When we open the UI, we can validate that the data table appears as we would expect it. Notice the data types are all string, the table is empty and the description is populated.

 

 

Putting Your New Data Table To Work

Let’s put the newly created data table to work. We are going to run the first search for August 21, 2025 again which will result in six rows created.

 


I could now run the search for August 24, 2025 and show you the data table, but I bet someone might think that I just ran the second search on an empty data table and I want to prove that isn’t the case. Instead, we are going to make a slight modification to the search and only search for events on the host named adablack-pc.

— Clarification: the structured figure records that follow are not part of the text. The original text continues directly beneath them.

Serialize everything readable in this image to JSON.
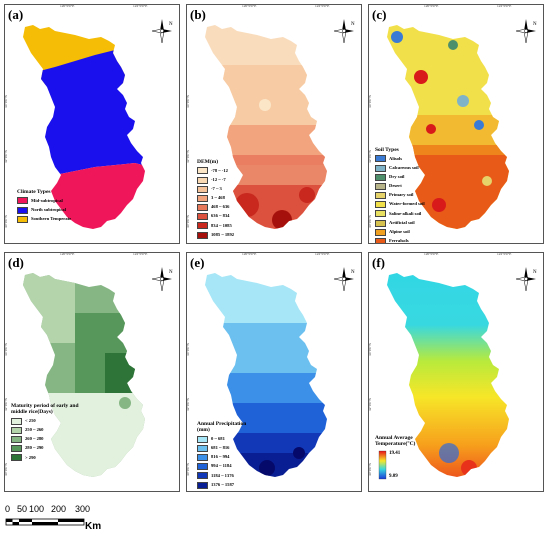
{
  "panels": {
    "a": {
      "label": "(a)",
      "legend_title": "Climate Types",
      "legend": [
        {
          "label": "Mid-subtropical",
          "color": "#f0165a"
        },
        {
          "label": "North subtropical",
          "color": "#1a10ee"
        },
        {
          "label": "Southern Temperate",
          "color": "#f5bd05"
        }
      ]
    },
    "b": {
      "label": "(b)",
      "legend_title": "DEM(m)",
      "legend": [
        {
          "label": "-78 ~ -12",
          "color": "#fbe6c8"
        },
        {
          "label": "-12 ~ -7",
          "color": "#f9d8b4"
        },
        {
          "label": "-7 ~ 3",
          "color": "#f6c49a"
        },
        {
          "label": "3 ~ 468",
          "color": "#f2a47e"
        },
        {
          "label": "468 ~ 636",
          "color": "#e8785a"
        },
        {
          "label": "636 ~ 834",
          "color": "#dc513e"
        },
        {
          "label": "834 ~ 1085",
          "color": "#c8281e"
        },
        {
          "label": "1085 ~ 1892",
          "color": "#a6100c"
        }
      ]
    },
    "c": {
      "label": "(c)",
      "legend_title": "Soil Types",
      "legend": [
        {
          "label": "Alisols",
          "color": "#3a7bd5"
        },
        {
          "label": "Calcareous soil",
          "color": "#7fb3c8"
        },
        {
          "label": "Dry soil",
          "color": "#4e8f6b"
        },
        {
          "label": "Desert",
          "color": "#b8b48a"
        },
        {
          "label": "Primary soil",
          "color": "#e6d36a"
        },
        {
          "label": "Water-formed soil",
          "color": "#f2e04a"
        },
        {
          "label": "Saline-alkali soil",
          "color": "#e8e060"
        },
        {
          "label": "Artificial soil",
          "color": "#d6c24e"
        },
        {
          "label": "Alpine soil",
          "color": "#f0a020"
        },
        {
          "label": "Ferralsols",
          "color": "#e85a18"
        },
        {
          "label": "Others",
          "color": "#d81a1a"
        }
      ]
    },
    "d": {
      "label": "(d)",
      "legend_title": "Maturity period of early and middle rice(Days)",
      "legend": [
        {
          "label": "< 250",
          "color": "#e2f0de"
        },
        {
          "label": "250 ~ 260",
          "color": "#b4d4ac"
        },
        {
          "label": "260 ~ 280",
          "color": "#86b684"
        },
        {
          "label": "280 ~ 290",
          "color": "#57975c"
        },
        {
          "label": "> 290",
          "color": "#2e7439"
        }
      ]
    },
    "e": {
      "label": "(e)",
      "legend_title": "Annual Precipitation (mm)",
      "legend": [
        {
          "label": "0 ~ 681",
          "color": "#a6e6f6"
        },
        {
          "label": "681 ~ 816",
          "color": "#6cc0f0"
        },
        {
          "label": "816 ~ 994",
          "color": "#3c90e8"
        },
        {
          "label": "994 ~ 1184",
          "color": "#1f62d8"
        },
        {
          "label": "1184 ~ 1376",
          "color": "#1238b8"
        },
        {
          "label": "1376 ~ 1587",
          "color": "#0a1e94"
        },
        {
          "label": "1587 ~ 2157",
          "color": "#050a6a"
        }
      ]
    },
    "f": {
      "label": "(f)",
      "legend_title": "Annual Average Temperature(°C)",
      "legend_max": "19.41",
      "legend_min": "9.09"
    }
  },
  "ticks": {
    "top": [
      "120°0'0\"E",
      "122°0'0\"E"
    ],
    "left": [
      "34°0'0\"N",
      "32°0'0\"N",
      "30°0'0\"N"
    ]
  },
  "compass_label": "N",
  "scale": {
    "labels": [
      "0",
      "50",
      "100",
      "200",
      "300"
    ],
    "unit": "Km"
  }
}
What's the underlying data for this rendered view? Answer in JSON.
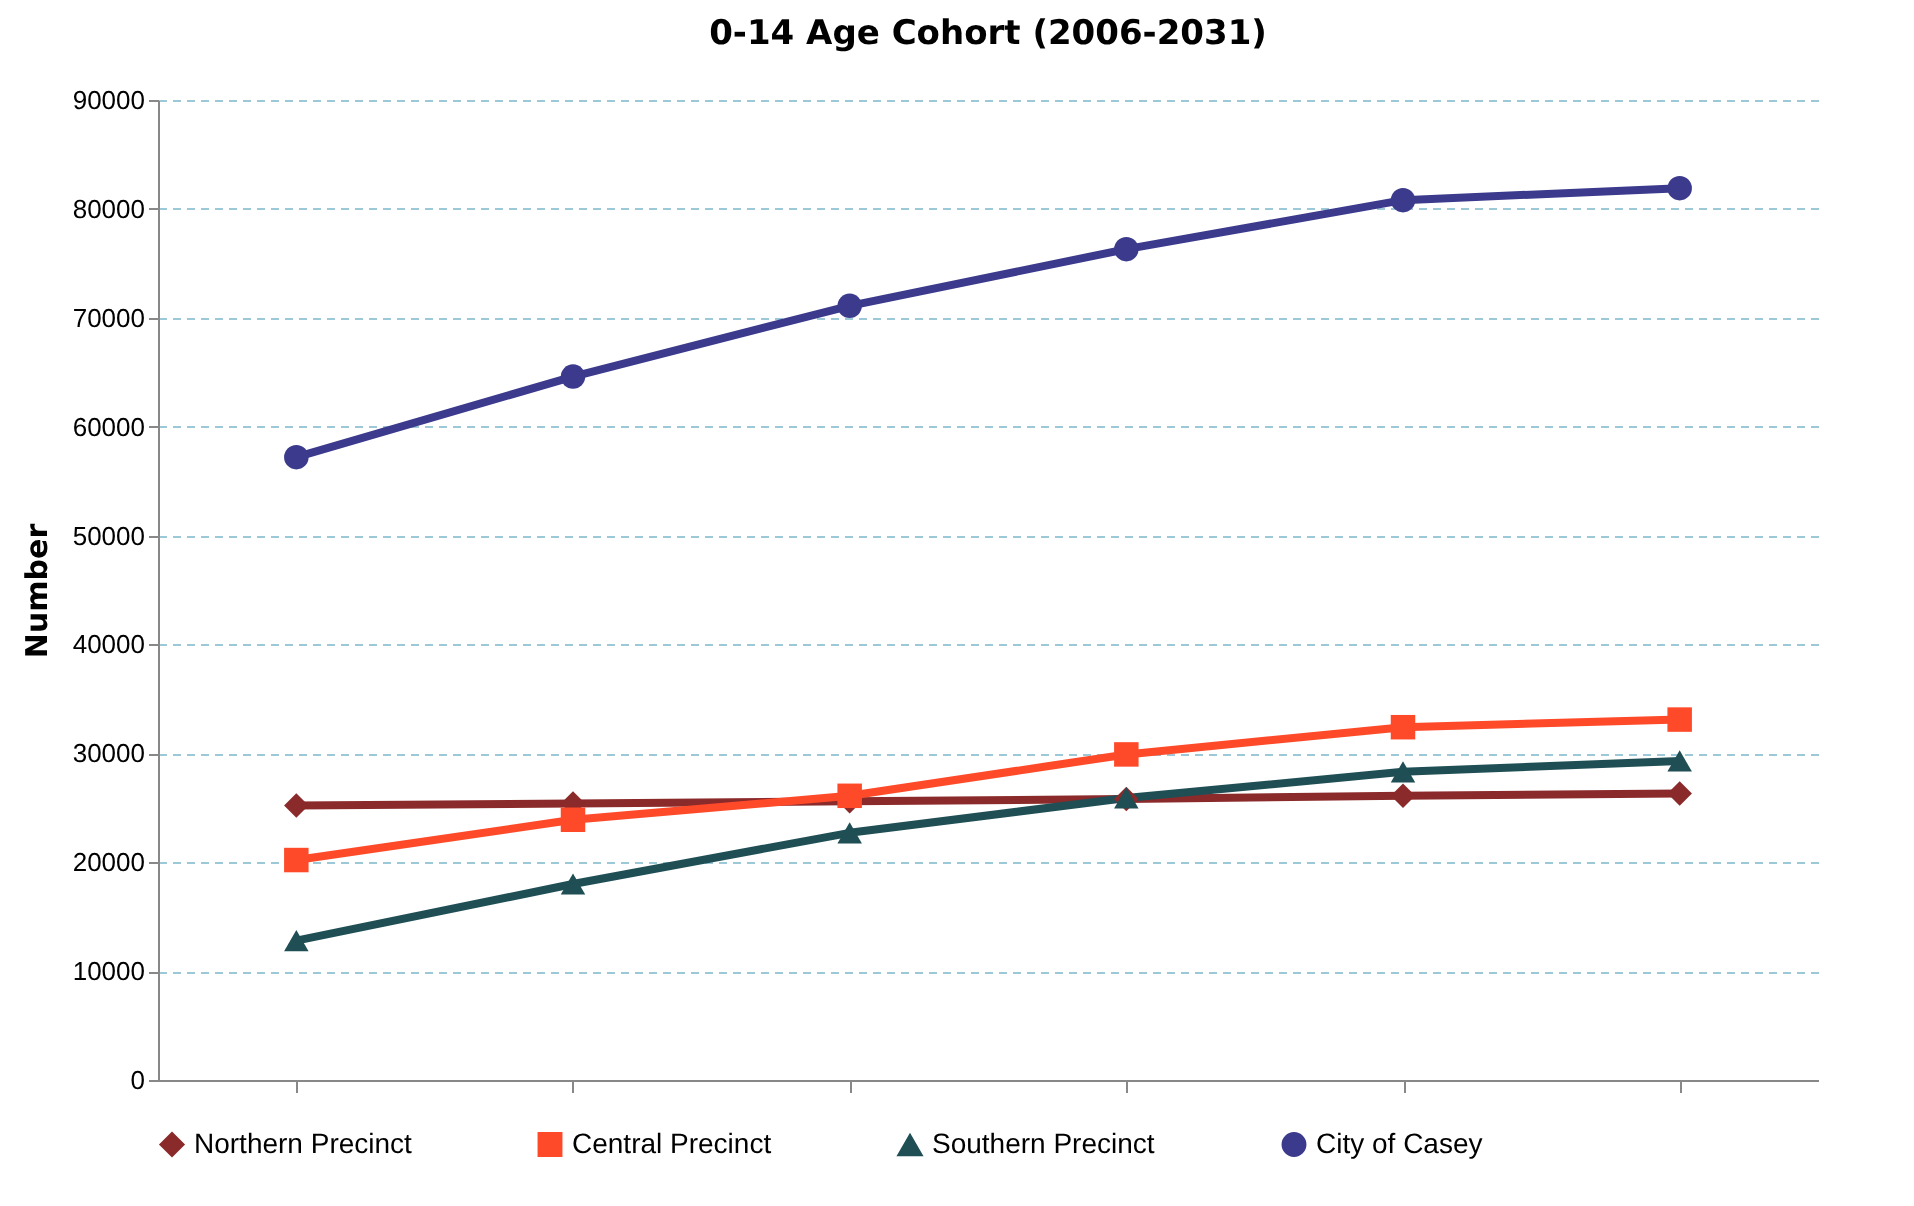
{
  "chart_data": {
    "type": "line",
    "title": "0-14 Age Cohort (2006-2031)",
    "ylabel": "Number",
    "categories": [
      null,
      null,
      null,
      null,
      null,
      null
    ],
    "ylim": [
      0,
      90000
    ],
    "yticks": [
      0,
      10000,
      20000,
      30000,
      40000,
      50000,
      60000,
      70000,
      80000,
      90000
    ],
    "grid": "y",
    "legend": "bottom",
    "line_style": "solid",
    "series": [
      {
        "name": "Northern Precinct",
        "color": "#8b2a2a",
        "marker": "diamond",
        "values": [
          25200,
          25400,
          25600,
          25800,
          26100,
          26300
        ]
      },
      {
        "name": "Central Precinct",
        "color": "#ff4a2a",
        "marker": "square",
        "values": [
          20200,
          23900,
          26100,
          29900,
          32400,
          33100
        ]
      },
      {
        "name": "Southern Precinct",
        "color": "#1f4f55",
        "marker": "triangle",
        "values": [
          12800,
          18000,
          22700,
          25900,
          28300,
          29300
        ]
      },
      {
        "name": "City of Casey",
        "color": "#3b3a8c",
        "marker": "circle",
        "values": [
          57200,
          64600,
          71100,
          76300,
          80800,
          81900
        ]
      }
    ]
  }
}
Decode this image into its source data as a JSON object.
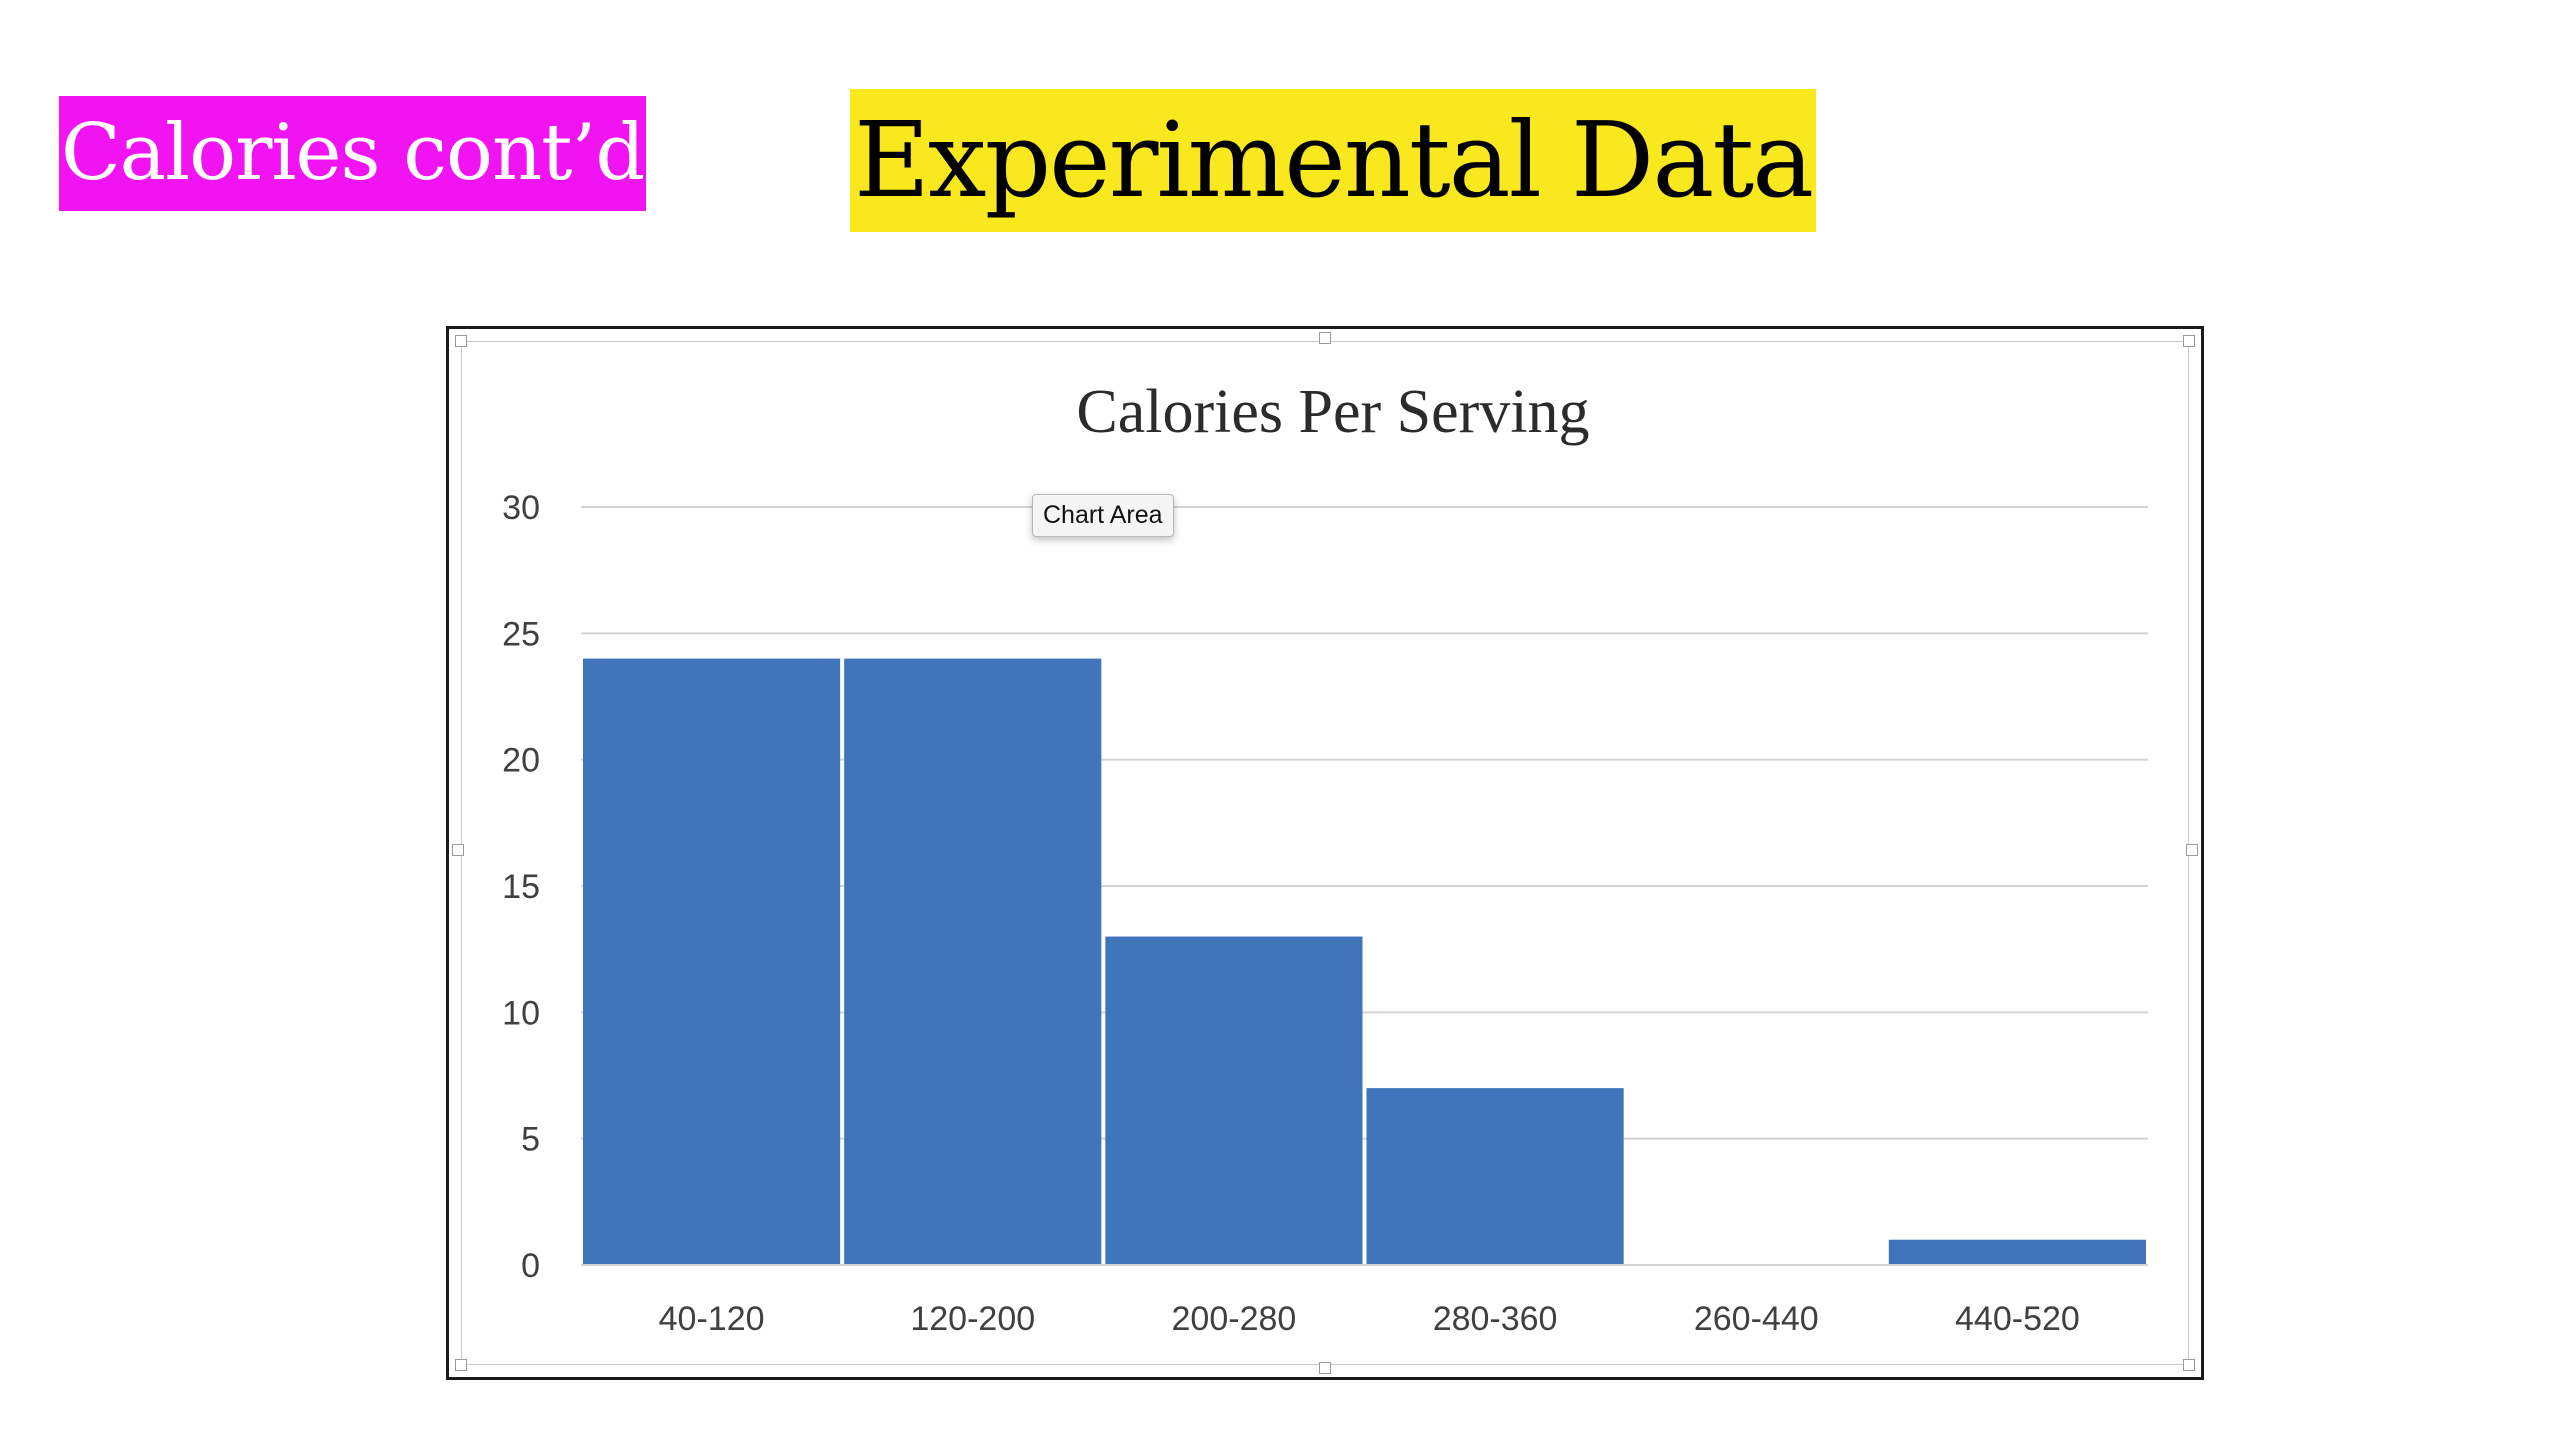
{
  "header": {
    "section_label": "Calories cont’d",
    "section_label_bg": "#f213f2",
    "title": "Experimental Data",
    "title_bg": "#f9e81d"
  },
  "tooltip": {
    "label": "Chart Area"
  },
  "chart_data": {
    "type": "bar",
    "title": "Calories Per Serving",
    "categories": [
      "40-120",
      "120-200",
      "200-280",
      "280-360",
      "260-440",
      "440-520"
    ],
    "values": [
      24,
      24,
      13,
      7,
      0,
      1
    ],
    "xlabel": "",
    "ylabel": "",
    "ylim": [
      0,
      30
    ],
    "yticks": [
      0,
      5,
      10,
      15,
      20,
      25,
      30
    ],
    "grid": true,
    "legend": "none",
    "bar_color": "#4074bb",
    "grid_color": "#d4d4d4"
  }
}
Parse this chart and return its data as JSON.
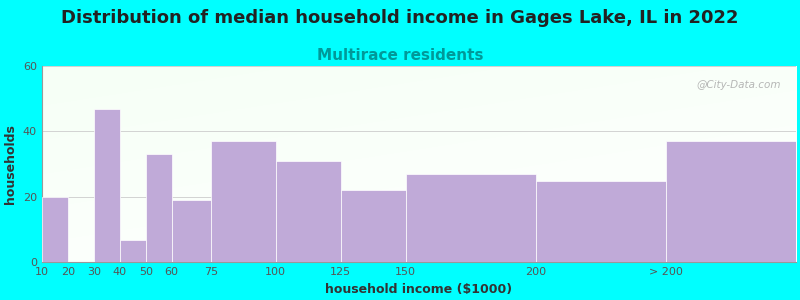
{
  "title": "Distribution of median household income in Gages Lake, IL in 2022",
  "subtitle": "Multirace residents",
  "xlabel": "household income ($1000)",
  "ylabel": "households",
  "background_color": "#00FFFF",
  "bar_color": "#c0aad8",
  "bar_edge_color": "#ffffff",
  "bin_edges": [
    10,
    20,
    30,
    40,
    50,
    60,
    75,
    100,
    125,
    150,
    200,
    250,
    300
  ],
  "bin_labels": [
    "10",
    "20",
    "30",
    "40",
    "50",
    "60",
    "75",
    "100",
    "125",
    "150",
    "200",
    "> 200"
  ],
  "values": [
    20,
    0,
    47,
    7,
    33,
    19,
    37,
    31,
    22,
    27,
    25,
    37
  ],
  "ylim": [
    0,
    60
  ],
  "yticks": [
    0,
    20,
    40,
    60
  ],
  "title_fontsize": 13,
  "subtitle_fontsize": 11,
  "axis_label_fontsize": 9,
  "tick_fontsize": 8,
  "watermark": "@City-Data.com"
}
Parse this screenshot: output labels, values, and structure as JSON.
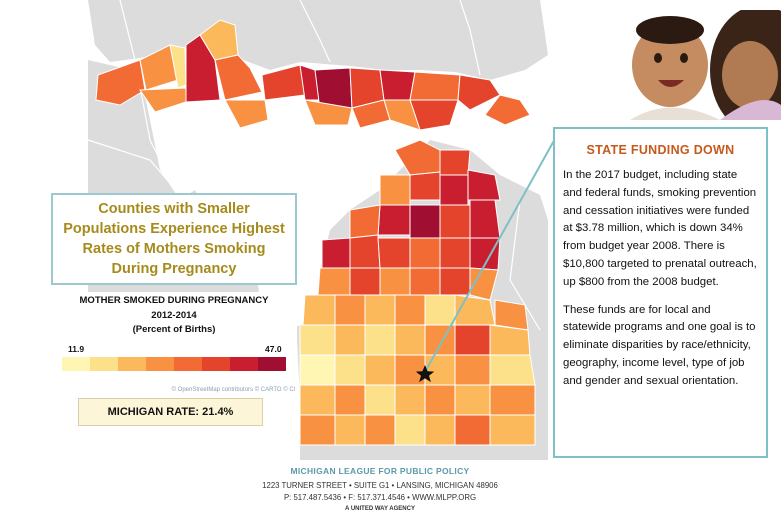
{
  "colors": {
    "water": "#ffffff",
    "land": "#dcdcdc",
    "road": "#ffffff",
    "accent_gold": "#a68b1c",
    "accent_orange": "#c55a1c",
    "border_teal": "#7fbfc6",
    "scale": [
      "#fff6b3",
      "#fde08a",
      "#fcb95b",
      "#f99142",
      "#f26a34",
      "#e4432c",
      "#c91e2f",
      "#a00f32"
    ]
  },
  "map_title": {
    "lines": [
      "Counties with Smaller",
      "Populations Experience Highest",
      "Rates of Mothers Smoking",
      "During Pregnancy"
    ]
  },
  "legend": {
    "title": "MOTHER SMOKED DURING PREGNANCY",
    "years": "2012-2014",
    "unit": "(Percent of Births)",
    "min": "11.9",
    "max": "47.0",
    "attribution": "© OpenStreetMap contributors © CARTO © Cl"
  },
  "rate": {
    "text": "MICHIGAN RATE: 21.4%"
  },
  "marker": {
    "icon": "star-icon"
  },
  "photo": {
    "icon": "mother-baby-photo"
  },
  "info": {
    "heading": "STATE FUNDING DOWN",
    "p1": "In the 2017 budget, including state and federal funds, smoking prevention and cessation initiatives were funded at $3.78 million, which is down 34% from budget year 2008. There is $10,800 targeted to prenatal outreach, up $800 from the 2008 budget.",
    "p2": "These funds are for local and statewide programs and one goal is to eliminate disparities by race/ethnicity, geography, income level, type of job and gender and sexual orientation."
  },
  "footer": {
    "org": "MICHIGAN LEAGUE FOR PUBLIC POLICY",
    "address": "1223 TURNER STREET • SUITE G1 • LANSING, MICHIGAN  48906",
    "contact": "P: 517.487.5436  •  F: 517.371.4546  •  WWW.MLPP.ORG",
    "tagline": "A UNITED WAY AGENCY"
  }
}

Based on the previous search we ran on August 24, 2025, this should result in two events.

 

metadata.event_type = "PROCESS_LAUNCH"
principal.hostname = "adablack-pc"
principal.hostname = $hostname
target.process.file.sha256 != ""
target.process.file.sha256 = $sha256
re.regex(target.process.file.full_path, `\.exe$`)
re.capture(target.process.file.full_path, `([^\\\\/]+\.exe)$`) = $file
target.process.file.tags = "persistence"
match:
$hostname, $sha256, $file
outcome:
$last_seen = timestamp.get_timestamp(max(metadata.event_timestamp.seconds))
export:
%persistence_host_hash.write_row(
hostname : $hostname,
sha256: $sha256,
file: $file,
last_seen: $last_seen
)

 

When we run this search, we can confirm that only two rows returned on that combination of hostname, file hash and file name and that those updated the last login for only that user.

 

 

Now, let’s take a look at the data table. Notice that the data table has seven rows in it. One is the row header. The other six are events. Four of these are for the hostname stevemorris-pc, which all have a last_seen value of August 21, the last time a search ran that met criteria that fit the hostname of stevemorris-pc.

 

 

The two rows for the hostname adablack-pc have the same file hash and name as what was in the August 21 results and because those three columns are the key, the last_seen column has been updated to August 24 for those two rows in the data table.

 

With that, here are a couple of tips to keep in mind:

  • write_row can be used for BOTH search and rules
  • The export section where write_row is called is the last section in the search or rule
  • Key columns are defined at table creation
  • Currently the best method to define the key columns is through the API. Data tables created at search or rule run time or via the UI will assume all columns are key
  • To map columns using write_row, specify the data table column name followed by the match or outcome variables in the search

 

The write_row function, along with the ability to define key columns, expands the use cases that data tables can be used for, whether that is through a rule or a search. I hope this highlights how write_row can be used to add additional findings to data tables which can then be used for threat hunting, detection engineering and more in Google SecOps!